Drame de Henning Mankell, mise en scène de Brigitte Jacques-Wajmean, avec Mauriche Benichou et Rachida Brakni.
Comme son compatriote Magnus Dahlström dont "L'usine" est à l'affiche du Théâtre du Rond Point, Henning Mankell affectionne les huis clos pathogènes. Là où l'autre fait dans la barbarie ordinaire dans le milieu professionnel, l'autre, avec "Ténèbres" explore le huis clos familial.
Car si les personnages sont ceux de deux émigrés clandestins terrés dans un appartement dans l'attente de papiers d'identité signes de liberté, le sujet central de ce drame très noir réside dans la confrontation du père et de la fille rescapés d'un naufrage qui a emportée la mère au cours de leur périple.
Le père complètement choqué tant par cette fuite vers l'inconnu que par la mort de son épouse qu'il n'a pas pu ou su sauver, impuissant face à des événements qu'il ne peut maîtriser, sombre peu à peu dans la nuit mentale. Mais auparavant, il se raccroche aux vestiges d'un autoritarisme exacerbé qu'il exerce contre une fille aimante et soumise.
Henning Mankell, auteur de romans policiers, excelle dans l'écriture de cette inexorable descente aux enfers qu'il conduit au paroxysme, aux frontières du viol et du meurtre. Difficile de résister à la chape de plomb oppressante qui pèse sur le plateau dès les premières répliques.

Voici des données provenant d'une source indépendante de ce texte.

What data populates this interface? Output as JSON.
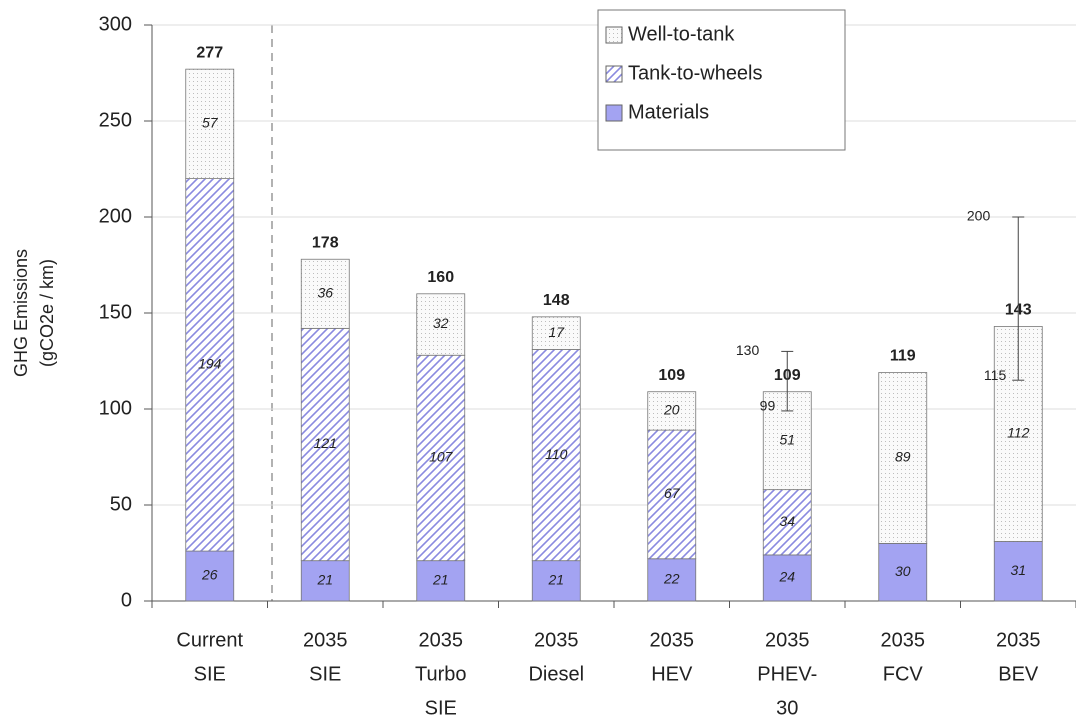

Dans la mise en scène épurée et sans concession de Brigitte Jacques-Wajmean, l'incarnation de Maurice Bénichou, toute en émotion vénéneuse et violence cathartique de l'homme dépossédé de son identité et de sa vie, incapable de surmonter l'épreuve du déracinement, et de Rachida Brakni, fragile mais indomptable, en jeune fille confrontée à la perte des repères et au dilemme entre l'amour filial et l'instinct de vie, est tout simplement remarquable et bouleversante.